- DVD cover
- Written by: Dave Erickson
- Directed by: Roger Young
- Starring: Dean Cain; Sarah Joy Brown; David Denman; Dee Wallace Stone; G. W. Bailey;
- Music by: Patrick Williams
- Country of origin: United States
- Original language: English

Production
- Executive producer: Diane Sokolow
- Producer: Diana Kerew
- Cinematography: James Bartle
- Editor: Benjamin A. Weissman
- Running time: 84 minutes
- Production companies: Modern Videofilm Inc.; Sokolow Company; Sony Pictures Television; Stu Segall Productions;

Original release
- Release: February 13, 2004

= The Perfect Husband: The Laci Peterson Story =

2004 American television film

The Perfect Husband: The Laci Peterson Story is a 2004 American made-for-television crime film based on the murder of Laci Peterson starring Dean Cain, Sarah Brown, Tracy Middendorf and Tom O'Brien.

==Plot==
The film is told through the perspectives of Scott and Laci Peterson's friends & family, who trusted and supported Scott until they could not believe him any more.
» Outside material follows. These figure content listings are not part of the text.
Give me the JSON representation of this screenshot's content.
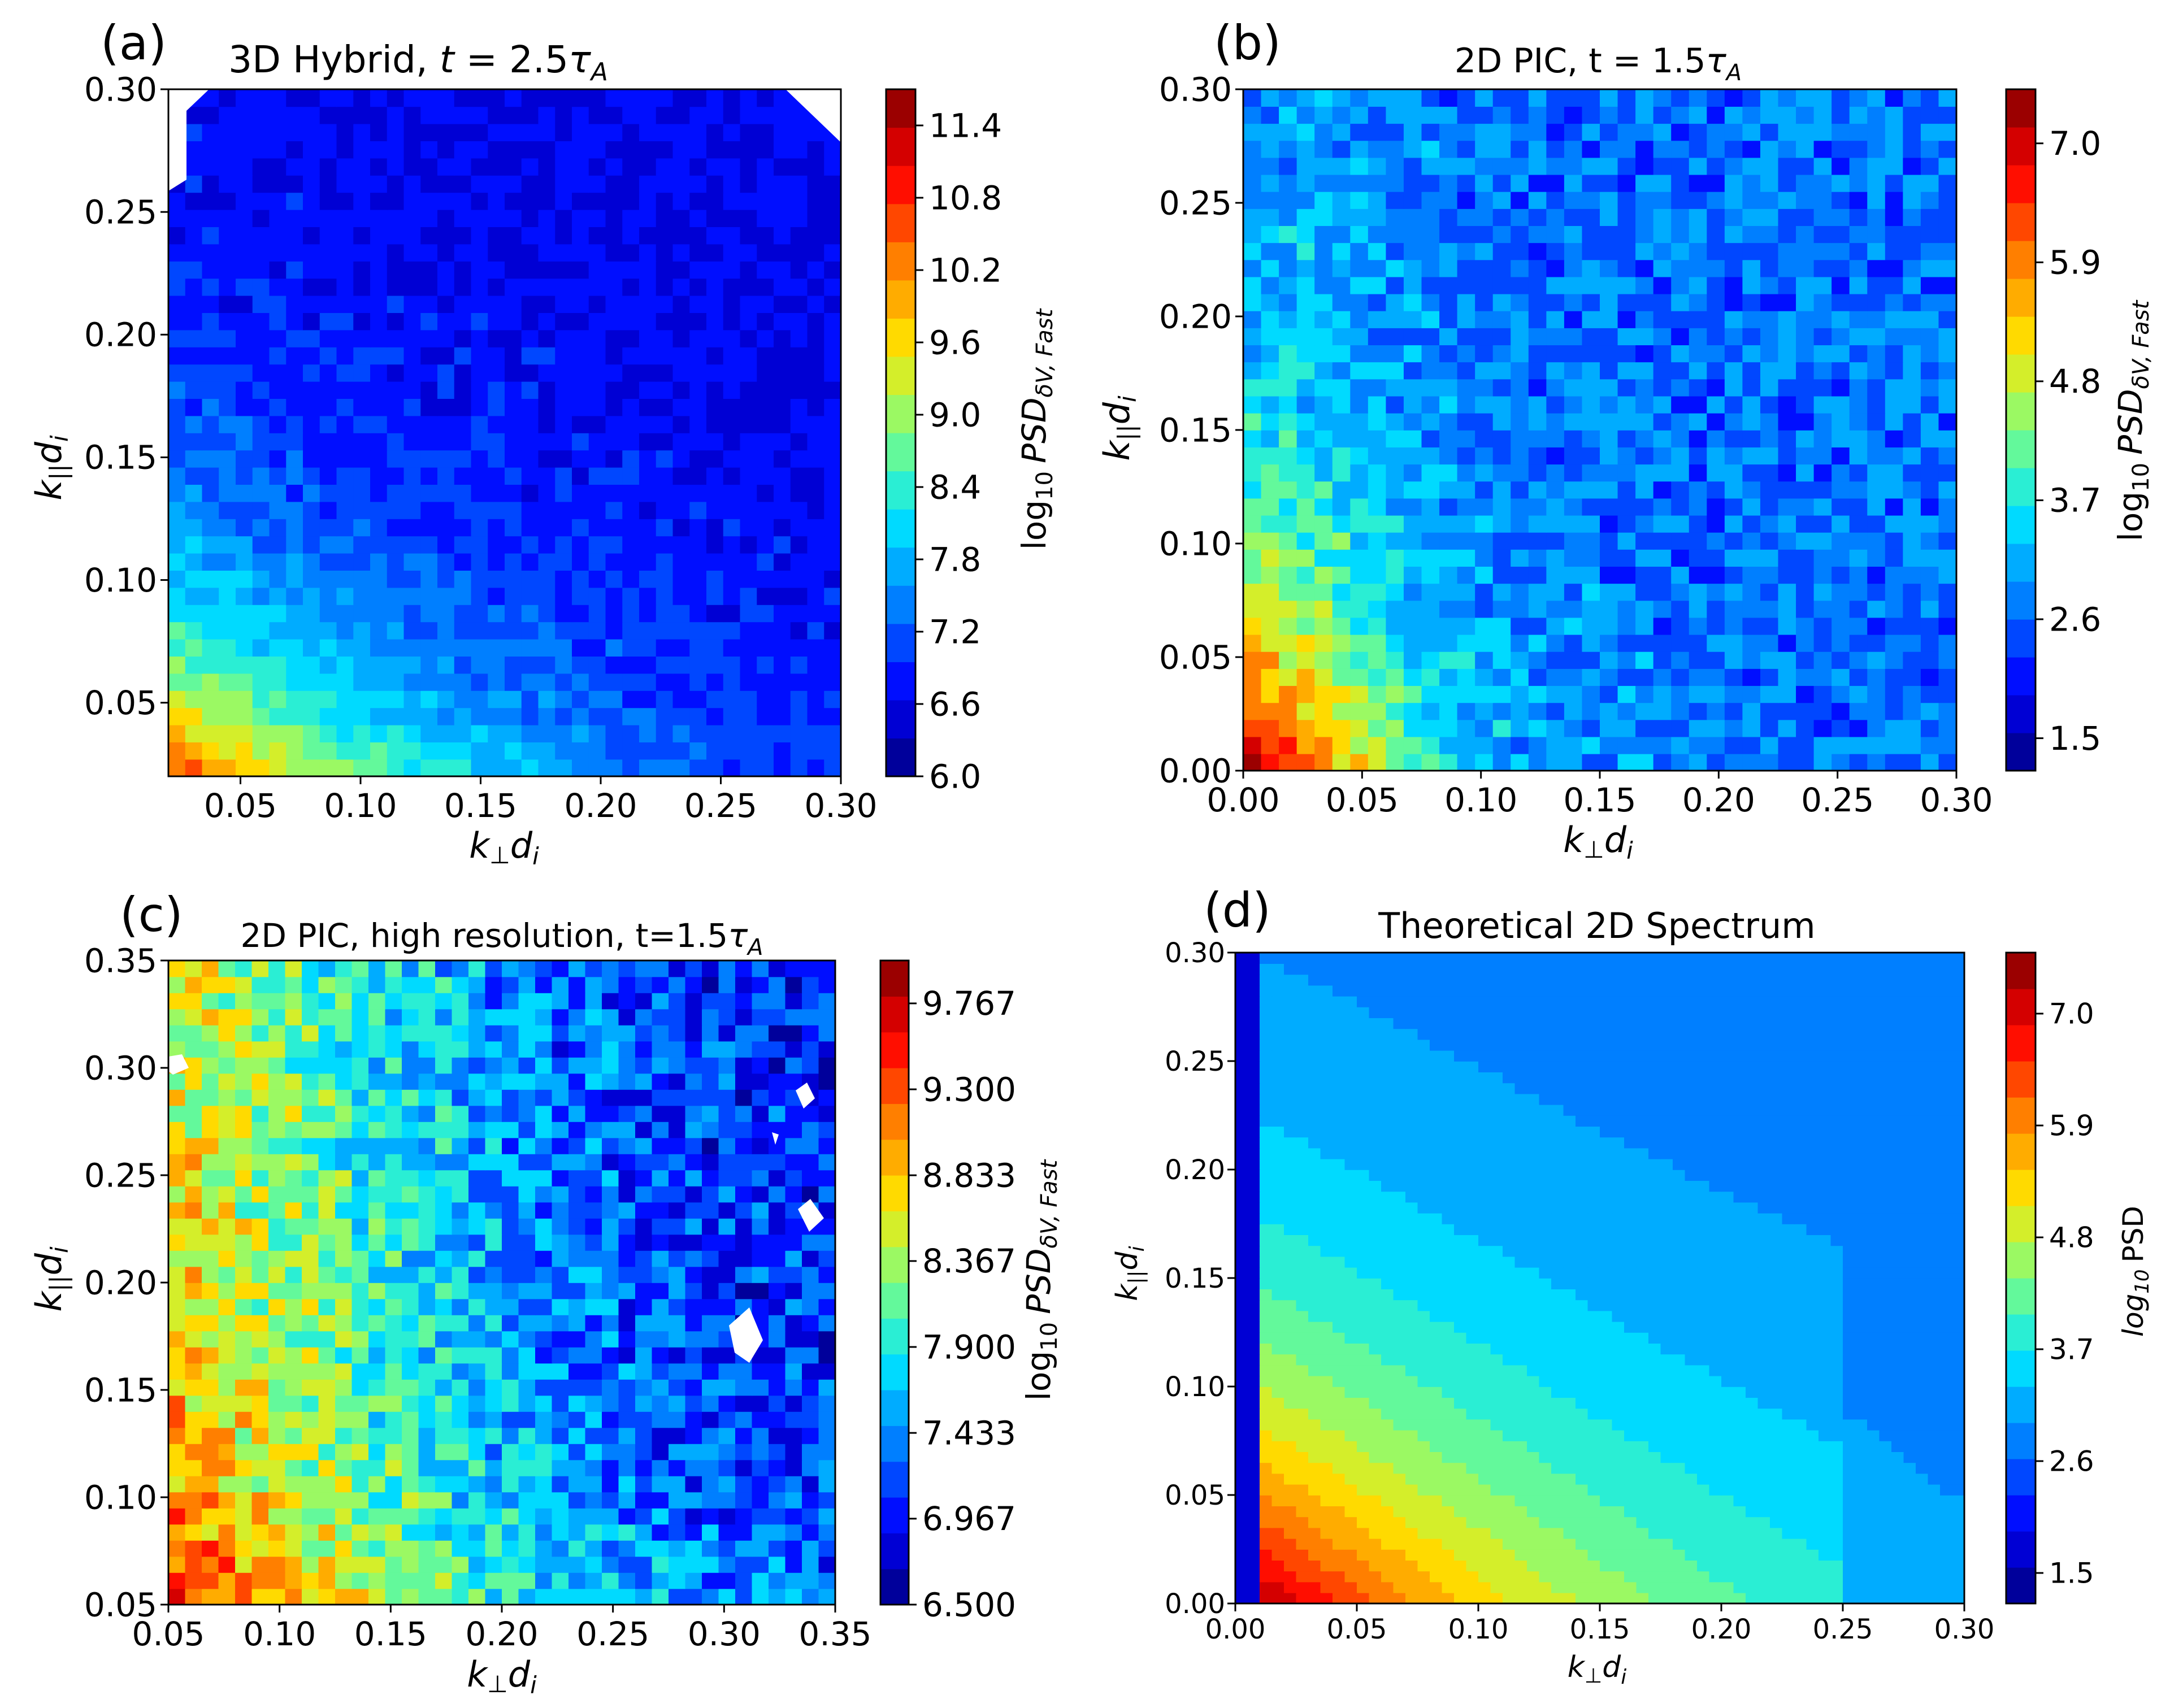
{
  "figure": {
    "colormap": [
      "#00007f",
      "#0000ff",
      "#007fff",
      "#00e5ff",
      "#7fff7f",
      "#ffe500",
      "#ff7f00",
      "#ff0000",
      "#7f0000"
    ]
  },
  "chart_data": [
    {
      "type": "heatmap",
      "panel_label": "(a)",
      "title_main": "3D Hybrid, ",
      "title_math": "t",
      "title_rest": " = 2.5",
      "title_tau": "τ",
      "title_sub": "A",
      "xlabel_main": "k",
      "xlabel_sub_perp": "⊥",
      "xlabel_d": "d",
      "xlabel_sub_i": "i",
      "ylabel_main": "k",
      "ylabel_sub_par": "||",
      "ylabel_d": "d",
      "ylabel_sub_i": "i",
      "xlim": [
        0.02,
        0.3
      ],
      "ylim": [
        0.02,
        0.3
      ],
      "xticks": [
        "0.05",
        "0.10",
        "0.15",
        "0.20",
        "0.25",
        "0.30"
      ],
      "xtick_values": [
        0.05,
        0.1,
        0.15,
        0.2,
        0.25,
        0.3
      ],
      "yticks": [
        "0.05",
        "0.10",
        "0.15",
        "0.20",
        "0.25",
        "0.30"
      ],
      "ytick_values": [
        0.05,
        0.1,
        0.15,
        0.2,
        0.25,
        0.3
      ],
      "colorbar": {
        "label_log": "log",
        "label_log_sub": "10",
        "label_psd": "PSD",
        "label_psd_sub": "δV, Fast",
        "min": 6.0,
        "max": 11.7,
        "ticks": [
          "6.0",
          "6.6",
          "7.2",
          "7.8",
          "8.4",
          "9.0",
          "9.6",
          "10.2",
          "10.8",
          "11.4"
        ],
        "tick_values": [
          6.0,
          6.6,
          7.2,
          7.8,
          8.4,
          9.0,
          9.6,
          10.2,
          10.8,
          11.4
        ]
      },
      "field": {
        "peak": 10.8,
        "floor": 6.6,
        "decay_x": 0.12,
        "decay_y": 0.075,
        "noise": 0.25,
        "seed": 3
      }
    },
    {
      "type": "heatmap",
      "panel_label": "(b)",
      "title_main": "2D PIC, t = 1.5",
      "title_tau": "τ",
      "title_sub": "A",
      "xlabel_main": "k",
      "xlabel_sub_perp": "⊥",
      "xlabel_d": "d",
      "xlabel_sub_i": "i",
      "ylabel_main": "k",
      "ylabel_sub_par": "||",
      "ylabel_d": "d",
      "ylabel_sub_i": "i",
      "xlim": [
        0.0,
        0.3
      ],
      "ylim": [
        0.0,
        0.3
      ],
      "xticks": [
        "0.00",
        "0.05",
        "0.10",
        "0.15",
        "0.20",
        "0.25",
        "0.30"
      ],
      "xtick_values": [
        0.0,
        0.05,
        0.1,
        0.15,
        0.2,
        0.25,
        0.3
      ],
      "yticks": [
        "0.00",
        "0.05",
        "0.10",
        "0.15",
        "0.20",
        "0.25",
        "0.30"
      ],
      "ytick_values": [
        0.0,
        0.05,
        0.1,
        0.15,
        0.2,
        0.25,
        0.3
      ],
      "colorbar": {
        "label_log": "log",
        "label_log_sub": "10",
        "label_psd": "PSD",
        "label_psd_sub": "δV, Fast",
        "min": 1.2,
        "max": 7.5,
        "ticks": [
          "1.5",
          "2.6",
          "3.7",
          "4.8",
          "5.9",
          "7.0"
        ],
        "tick_values": [
          1.5,
          2.6,
          3.7,
          4.8,
          5.9,
          7.0
        ]
      },
      "field": {
        "peak": 7.2,
        "floor": 2.7,
        "decay_x": 0.05,
        "decay_y": 0.09,
        "noise": 0.55,
        "seed": 7
      }
    },
    {
      "type": "heatmap",
      "panel_label": "(c)",
      "title_main": "2D PIC, high resolution, t=1.5",
      "title_tau": "τ",
      "title_sub": "A",
      "xlabel_main": "k",
      "xlabel_sub_perp": "⊥",
      "xlabel_d": "d",
      "xlabel_sub_i": "i",
      "ylabel_main": "k",
      "ylabel_sub_par": "||",
      "ylabel_d": "d",
      "ylabel_sub_i": "i",
      "xlim": [
        0.05,
        0.35
      ],
      "ylim": [
        0.05,
        0.35
      ],
      "xticks": [
        "0.05",
        "0.10",
        "0.15",
        "0.20",
        "0.25",
        "0.30",
        "0.35"
      ],
      "xtick_values": [
        0.05,
        0.1,
        0.15,
        0.2,
        0.25,
        0.3,
        0.35
      ],
      "yticks": [
        "0.05",
        "0.10",
        "0.15",
        "0.20",
        "0.25",
        "0.30",
        "0.35"
      ],
      "ytick_values": [
        0.05,
        0.1,
        0.15,
        0.2,
        0.25,
        0.3,
        0.35
      ],
      "colorbar": {
        "label_log": "log",
        "label_log_sub": "10",
        "label_psd": "PSD",
        "label_psd_sub": "δV, Fast",
        "min": 6.5,
        "max": 10.0,
        "ticks": [
          "6.500",
          "6.967",
          "7.433",
          "7.900",
          "8.367",
          "8.833",
          "9.300",
          "9.767"
        ],
        "tick_values": [
          6.5,
          6.967,
          7.433,
          7.9,
          8.367,
          8.833,
          9.3,
          9.767
        ]
      },
      "field": {
        "peak": 9.0,
        "floor": 6.9,
        "decay_x": 0.14,
        "decay_y": 0.55,
        "noise": 0.45,
        "seed": 11
      }
    },
    {
      "type": "heatmap",
      "panel_label": "(d)",
      "title_main": "Theoretical 2D Spectrum",
      "xlabel_main": "k",
      "xlabel_sub_perp": "⊥",
      "xlabel_d": "d",
      "xlabel_sub_i": "i",
      "ylabel_main": "k",
      "ylabel_sub_par": "||",
      "ylabel_d": "d",
      "ylabel_sub_i": "i",
      "xlim": [
        0.0,
        0.3
      ],
      "ylim": [
        0.0,
        0.3
      ],
      "xticks": [
        "0.00",
        "0.05",
        "0.10",
        "0.15",
        "0.20",
        "0.25",
        "0.30"
      ],
      "xtick_values": [
        0.0,
        0.05,
        0.1,
        0.15,
        0.2,
        0.25,
        0.3
      ],
      "yticks": [
        "0.00",
        "0.05",
        "0.10",
        "0.15",
        "0.20",
        "0.25",
        "0.30"
      ],
      "ytick_values": [
        0.0,
        0.05,
        0.1,
        0.15,
        0.2,
        0.25,
        0.3
      ],
      "colorbar": {
        "label_log": "log",
        "label_log_sub": "10",
        "label_psd": "PSD",
        "min": 1.2,
        "max": 7.6,
        "ticks": [
          "1.5",
          "2.6",
          "3.7",
          "4.8",
          "5.9",
          "7.0"
        ],
        "tick_values": [
          1.5,
          2.6,
          3.7,
          4.8,
          5.9,
          7.0
        ]
      },
      "field": {
        "peak": 7.0,
        "floor": 2.6,
        "decay_x": 0.1,
        "decay_y": 0.1,
        "noise": 0.0,
        "seed": 1
      }
    }
  ]
}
Laci Peterson was a pregnant mother-to-be. On Christmas Eve, 2002, she disappeared. Her husband Scott Peterson, and her family go out to search for Laci, but there are no signs of her anywhere. Months go by, but the media and the public begin to suspect that Scott murdered his wife. The Rocha family support and defend Scott, until Scott's mistress Amber Frey comes forward at a press conference and admits to an affair with Scott, and photographic proof confirming their relationship surfaces. The Rochas start to doubt Scott's innocence, especially Laci's mother, Sharon, who had always believed Scott to be the perfect husband. Finally, the Rocha family publicly announce that they no longer support Scott.

In April 2003, the body of Laci and Scott's unborn son washed up on shore: the remains of a torso later identified as Laci washed up a few miles away from the baby's remains, and the two were officially declared murdered. Scott was arrested.

==Cast==
- Dean Cain as Scott Peterson
- Sarah Joy Brown as Kate Vignatti
- David Denman as Tommy Vignatti
- Dee Wallace as Sharon Rocha
- G. W. Bailey as Detective Gates
- Tracy Lynn Middendorf as Amber Frey
- Paul Vincent O'Connor as Dennis Rocha
- Peter Jason as Ron Grantski
- Tom O'Brien as Detective Ross
- Tim Quill as Brent Rocha
- Cindy Hogan as Kim Peterson
- Palmer Davis as Angela Panati
- Heidi Marnhout as Donna Taylor
- Louise Gallagher as Jackie Peterson
- Joe Howard as Lee Peterson
- Tina Molina as Amy Rocha
- Dan Cashman as Mr. Whitman
- Jackson Jarvis as Sammy Vignatti
- Roark Critchlow as Todd Dewey
- Erin McKinley as Babysitter
- Meredith Leiber as Laci Peterson (uncredited)

==Home media==
The film was released on Region 1 DVD on June 8, 2004 through Sony Pictures and is rated PG-13. Widescreen format, with subtitles in English, Spanish, French and Thai.